Join Date: Jul 2001
Location: Berlin, Germany
The C -> Am change would not change the notes you play (the most obvious scale choices are C-major and A-minor respectively, same notes, different root). If were to be playing over this change, you could either use a different, less obvious, scale over one of the chords, or to accentuate the change you could try to accentuate the two different triads.

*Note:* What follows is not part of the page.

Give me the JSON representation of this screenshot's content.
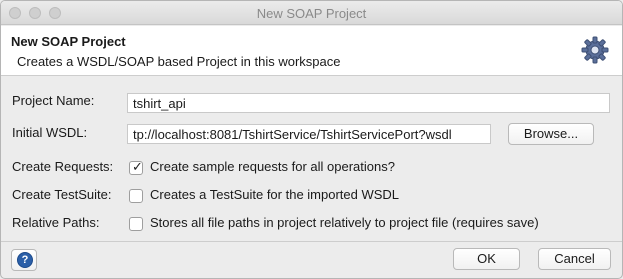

Back to the question, I don't tend to think much in modes, I would usually play the C-major scale over the C-major chord, D-major over D-major chord, G-major over G, A-minor for Am, etc...
So, yes in a way the notes you are using are relative to the root, (WWHWWWH formula for major scales, and WHWWHWW for minor scales), you are playing all notes from the root to the octave using these formulas. Of course, you could think of playing over an Am chord, as using a major scale, the C (the same way you could think of playng over an Em chord, as playing a G-major scale), but it's better to think in major scales as well IMO.
I don't know if this is making sense anymore, but I would say that if your progression is
all being major chords, the obvious thing to do would be to play C-ionian, A-ionian, D-ionian, G-ionian.
Than the scale choices are, C-ionian, A-aeolian (same notes as C-ionian), D-aeolian (same notes as F-ionian), G-ionian.
And so on...
Then when you come to varioius 7, maj7, m7, m7b5, 6 etc chords, the system works in a similar way, but your choice of scales changes, in some cases.
I would advice you to try to "see" scale patterns in chord shapes (either thinking "by dots", or thinking of intervals, whatever is easier for you), this would make it simpler for you to solo over more exotic chords without neccesarily having to memorise what the "correct" scale choice is (there is never one correct choice anyway).
Ok, enough of this before I confuse you and myself even more.